И к назначенному времени Бах стоял на пристани – причесанный, с новым носовым платком в кармане суконного жилета. Сердце его билось так сильно, что засаленные борта шульмейстерского пиджачка заметно подрагивали; в руке сжимал палку, с которой прогуливался во время визитов, – она вполне могла бы сгодиться и для обороны.

Гнадентальская пристань состояла из крошечного деревянного пирса, выдававшегося в Волгу аршин на двадцать. Вдоль пирса лепились плоты, ялики и плоскодонки, а в конце имелся причал: прямоугольная площадка с торчащими вверх концами бревен, крашенными в белый цвет, – для крепления швартовов. Сколько Бах помнил себя, большие суда не останавливались в Гнадентале ни разу. К причальным бревнам привязывали разве что ягнят – перед тем как грузить их в лодки и везти на ярмарку в Покровск.

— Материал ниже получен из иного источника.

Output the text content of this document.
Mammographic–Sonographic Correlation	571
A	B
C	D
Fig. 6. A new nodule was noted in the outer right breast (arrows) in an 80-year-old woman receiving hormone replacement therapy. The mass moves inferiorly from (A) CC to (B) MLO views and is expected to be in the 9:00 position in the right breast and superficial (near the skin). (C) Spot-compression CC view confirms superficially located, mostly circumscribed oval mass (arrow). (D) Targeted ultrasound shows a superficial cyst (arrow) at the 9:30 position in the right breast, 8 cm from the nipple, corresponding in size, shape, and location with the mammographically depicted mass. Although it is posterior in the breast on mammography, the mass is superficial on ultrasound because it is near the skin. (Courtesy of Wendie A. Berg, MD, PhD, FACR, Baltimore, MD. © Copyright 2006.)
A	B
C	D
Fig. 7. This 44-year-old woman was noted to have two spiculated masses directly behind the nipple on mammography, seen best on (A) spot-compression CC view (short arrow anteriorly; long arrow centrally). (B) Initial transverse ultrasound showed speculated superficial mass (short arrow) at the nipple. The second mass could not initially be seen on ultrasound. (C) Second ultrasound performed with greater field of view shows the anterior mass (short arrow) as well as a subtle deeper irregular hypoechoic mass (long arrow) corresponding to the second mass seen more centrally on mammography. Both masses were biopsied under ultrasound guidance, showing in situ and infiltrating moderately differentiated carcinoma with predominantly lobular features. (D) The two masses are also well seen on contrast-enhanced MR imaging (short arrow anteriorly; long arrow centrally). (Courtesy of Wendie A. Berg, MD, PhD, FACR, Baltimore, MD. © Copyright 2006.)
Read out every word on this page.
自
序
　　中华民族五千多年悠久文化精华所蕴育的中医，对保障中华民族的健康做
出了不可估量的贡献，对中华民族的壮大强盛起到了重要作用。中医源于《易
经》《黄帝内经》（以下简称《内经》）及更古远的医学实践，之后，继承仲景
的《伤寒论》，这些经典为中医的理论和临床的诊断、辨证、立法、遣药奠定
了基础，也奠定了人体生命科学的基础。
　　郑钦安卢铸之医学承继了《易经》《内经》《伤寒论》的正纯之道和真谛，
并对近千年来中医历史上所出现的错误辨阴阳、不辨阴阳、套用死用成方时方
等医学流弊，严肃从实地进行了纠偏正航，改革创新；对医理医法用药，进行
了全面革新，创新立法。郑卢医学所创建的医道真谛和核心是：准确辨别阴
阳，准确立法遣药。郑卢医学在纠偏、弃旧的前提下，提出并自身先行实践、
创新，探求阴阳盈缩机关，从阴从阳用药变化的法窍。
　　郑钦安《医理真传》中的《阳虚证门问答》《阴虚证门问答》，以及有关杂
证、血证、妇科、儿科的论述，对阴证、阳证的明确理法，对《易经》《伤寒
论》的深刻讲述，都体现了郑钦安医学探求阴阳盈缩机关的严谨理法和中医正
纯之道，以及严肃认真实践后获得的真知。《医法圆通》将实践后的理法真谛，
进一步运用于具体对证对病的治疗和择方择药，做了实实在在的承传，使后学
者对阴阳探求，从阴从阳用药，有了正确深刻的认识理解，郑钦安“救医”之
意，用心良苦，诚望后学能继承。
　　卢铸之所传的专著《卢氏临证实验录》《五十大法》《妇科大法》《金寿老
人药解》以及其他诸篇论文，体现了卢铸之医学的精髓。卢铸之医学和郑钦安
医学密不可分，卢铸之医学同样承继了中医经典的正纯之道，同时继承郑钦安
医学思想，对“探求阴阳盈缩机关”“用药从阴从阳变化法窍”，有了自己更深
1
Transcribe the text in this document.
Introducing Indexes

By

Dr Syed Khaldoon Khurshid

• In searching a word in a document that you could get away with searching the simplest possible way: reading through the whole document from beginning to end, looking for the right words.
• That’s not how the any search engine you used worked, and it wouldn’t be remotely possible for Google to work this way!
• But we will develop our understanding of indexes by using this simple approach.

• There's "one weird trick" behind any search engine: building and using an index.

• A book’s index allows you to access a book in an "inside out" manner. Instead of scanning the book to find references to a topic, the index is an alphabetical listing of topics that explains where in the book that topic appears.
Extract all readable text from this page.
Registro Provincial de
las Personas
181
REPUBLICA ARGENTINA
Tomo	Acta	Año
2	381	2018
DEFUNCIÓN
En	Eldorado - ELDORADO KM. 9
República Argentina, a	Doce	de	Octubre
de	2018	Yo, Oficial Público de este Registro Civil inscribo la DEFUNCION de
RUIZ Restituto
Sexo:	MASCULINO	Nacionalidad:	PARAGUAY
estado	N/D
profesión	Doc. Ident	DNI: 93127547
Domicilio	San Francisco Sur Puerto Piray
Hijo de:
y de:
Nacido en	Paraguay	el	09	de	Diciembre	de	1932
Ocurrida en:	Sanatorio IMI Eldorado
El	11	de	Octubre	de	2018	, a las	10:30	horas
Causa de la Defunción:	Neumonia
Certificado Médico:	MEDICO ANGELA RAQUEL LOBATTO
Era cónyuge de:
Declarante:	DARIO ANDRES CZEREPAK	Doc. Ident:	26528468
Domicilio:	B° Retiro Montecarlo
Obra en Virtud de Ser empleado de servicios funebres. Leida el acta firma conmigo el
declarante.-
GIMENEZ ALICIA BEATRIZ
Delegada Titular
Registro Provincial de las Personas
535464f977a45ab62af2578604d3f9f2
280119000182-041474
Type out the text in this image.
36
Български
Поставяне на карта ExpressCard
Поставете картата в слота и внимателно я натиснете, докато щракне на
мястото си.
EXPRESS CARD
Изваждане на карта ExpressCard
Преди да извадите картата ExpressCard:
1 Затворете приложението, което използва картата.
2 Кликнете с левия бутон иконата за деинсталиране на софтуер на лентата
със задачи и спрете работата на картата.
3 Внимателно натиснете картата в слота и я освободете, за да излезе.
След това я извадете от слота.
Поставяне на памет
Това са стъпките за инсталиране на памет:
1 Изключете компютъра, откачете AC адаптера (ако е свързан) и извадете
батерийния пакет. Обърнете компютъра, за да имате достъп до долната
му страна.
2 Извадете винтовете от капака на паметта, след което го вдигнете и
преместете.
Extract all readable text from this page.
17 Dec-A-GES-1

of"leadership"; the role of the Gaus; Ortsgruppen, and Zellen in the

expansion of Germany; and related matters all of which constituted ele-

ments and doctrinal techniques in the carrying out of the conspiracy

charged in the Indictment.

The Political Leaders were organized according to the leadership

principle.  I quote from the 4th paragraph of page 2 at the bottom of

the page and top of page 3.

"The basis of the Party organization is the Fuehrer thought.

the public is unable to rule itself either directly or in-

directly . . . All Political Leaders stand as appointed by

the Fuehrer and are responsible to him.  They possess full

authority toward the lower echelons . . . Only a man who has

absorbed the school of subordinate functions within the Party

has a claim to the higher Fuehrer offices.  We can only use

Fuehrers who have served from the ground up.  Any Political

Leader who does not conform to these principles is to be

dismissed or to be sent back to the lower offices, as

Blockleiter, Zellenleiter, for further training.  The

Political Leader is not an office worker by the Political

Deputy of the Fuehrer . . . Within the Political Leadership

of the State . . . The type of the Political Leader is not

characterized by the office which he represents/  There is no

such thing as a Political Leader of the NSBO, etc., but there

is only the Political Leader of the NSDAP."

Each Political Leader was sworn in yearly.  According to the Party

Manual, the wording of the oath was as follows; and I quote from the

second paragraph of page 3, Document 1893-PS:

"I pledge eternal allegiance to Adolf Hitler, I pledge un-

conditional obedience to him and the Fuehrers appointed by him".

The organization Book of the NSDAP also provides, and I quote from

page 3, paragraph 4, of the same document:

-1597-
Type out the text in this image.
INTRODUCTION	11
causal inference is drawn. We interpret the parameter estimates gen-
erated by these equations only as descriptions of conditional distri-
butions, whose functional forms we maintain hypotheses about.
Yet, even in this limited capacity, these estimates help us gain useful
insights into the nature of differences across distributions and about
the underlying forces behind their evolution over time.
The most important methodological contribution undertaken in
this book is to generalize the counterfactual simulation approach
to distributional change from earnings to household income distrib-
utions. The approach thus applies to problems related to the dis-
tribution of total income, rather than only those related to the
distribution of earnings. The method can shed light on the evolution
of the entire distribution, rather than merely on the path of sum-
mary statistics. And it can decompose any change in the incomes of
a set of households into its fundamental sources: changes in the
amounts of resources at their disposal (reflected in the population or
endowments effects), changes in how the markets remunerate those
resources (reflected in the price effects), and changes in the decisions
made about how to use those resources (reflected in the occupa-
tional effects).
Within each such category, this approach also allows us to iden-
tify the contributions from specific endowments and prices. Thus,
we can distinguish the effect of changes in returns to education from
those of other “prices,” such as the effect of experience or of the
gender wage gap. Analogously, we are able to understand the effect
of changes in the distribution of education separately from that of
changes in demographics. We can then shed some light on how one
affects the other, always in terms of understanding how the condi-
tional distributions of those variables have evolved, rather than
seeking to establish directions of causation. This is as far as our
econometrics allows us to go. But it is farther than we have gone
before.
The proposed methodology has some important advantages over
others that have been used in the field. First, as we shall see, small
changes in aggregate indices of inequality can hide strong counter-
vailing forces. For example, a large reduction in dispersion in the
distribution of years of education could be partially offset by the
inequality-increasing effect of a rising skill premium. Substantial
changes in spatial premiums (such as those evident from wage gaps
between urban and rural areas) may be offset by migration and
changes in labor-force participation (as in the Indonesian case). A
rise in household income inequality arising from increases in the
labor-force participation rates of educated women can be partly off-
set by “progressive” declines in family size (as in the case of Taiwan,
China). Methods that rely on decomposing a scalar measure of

Бах прогулялся туда-сюда по скрипучему пирсу, надеясь движением унять легкую дрожь в коленях. Присел на тумбу, оглядел пустынную гладь Волги. Достал часы: ровно пять. Вздохнул с облегчением и собрался было уже идти домой, когда откуда-то из-под ног – вернее, из-под щелястых досок пирса – с легким плеском выскользнул ялик. Из него, словно картонная фигурка в раскладной азбуке, поднялся человек, ловко ухватился рукой за край причала и, удерживая лодку, выжидающе уставился на Баха.

Это был он, утренний гость: высокий киргиз, в меховой тужурке без рукавов на голое тело и треугольной войлочной шапке, из-под которой настороженно глядели узкие, поддернутые к вискам глаза. Пористая желтая кожа так плотно облепила кости на его лице, что можно было проследить мельчайшие изгибы скулы или подбородка, поросшего редкими и жесткими черными волосками. Единственной мясистой частью лица был крупный нос, крепко приплюснутый и со съехавшей набок переносицей: видно, перебитый когда-то в драке. Баху отчего-то вспомнилось, как мать пугала в детстве: “А вот киргиз придет – заберет!”

– М-м-м! – не то сказал, не то промычал киргиз – торопил садиться.

“Уж не полагаете ли вы, что я сошел с ума?! – хотел было воскликнуть в ответ Бах. – Уж не думаете ли вы, что я отправлюсь с вами?!”

Но тело его, мало послушное сегодня голосу разума, уже уперлось ногой о край причала, оттолкнулось неловко и спрыгнуло в раскачивающуюся лодку. Палка при этом выпала из рук, бултыхнулась в воду и пропала где-то под пирсом.

Киргиз отпустил руку – ялик развернуло и быстро потянуло течением. Уселся на банку лицом к Баху, взялся за весла и погреб от берега. Его жилистые руки то поднимались и набухали мышцами, то вновь опадали, а плоское монгольское лицо – то приближалось, то удалялось. Немигающие глаза неотрывно смотрели на Баха.

Тот покрутился на скамье, стараясь увернуться от назойливого взгляда, но деваться на маленьком ялике было некуда. Решил успокоить себя наблюдением береговых пейзажей – и лишь тогда обнаружил, что лодка движется не вдоль берега, а поперек Волги.

Бах слышал о колониях, лежащих на правобережье: Бальцер, Куттер, Мессер, Шиллинг, Шваб – все они располагались выше и ниже по течению, где гористый ландшафт не был преградой на пути к реке. Но бывать на нагорной стороне Баху не приходилось ни разу. Вблизи же Гнаденталя правый берег был столь крут и неприступен, что даже зимой, по твердому льду, туда не ходил никто. Как-то вдова Кох рассказывала (она доподлинно знала это от покойной бабки Фишер, а та – от жены свинокола Гауфа, а та – от свояченицы пастора Генделя), что земли эти не то были, не то до сих пор остаются собственностью какого-то монастыря, и доступ туда обычным людям – заказан.

– Позвольте, – беспомощно пробормотал Бах, терзая пуговицы на пиджачке. – Куда же вы?.. Куда же мы?..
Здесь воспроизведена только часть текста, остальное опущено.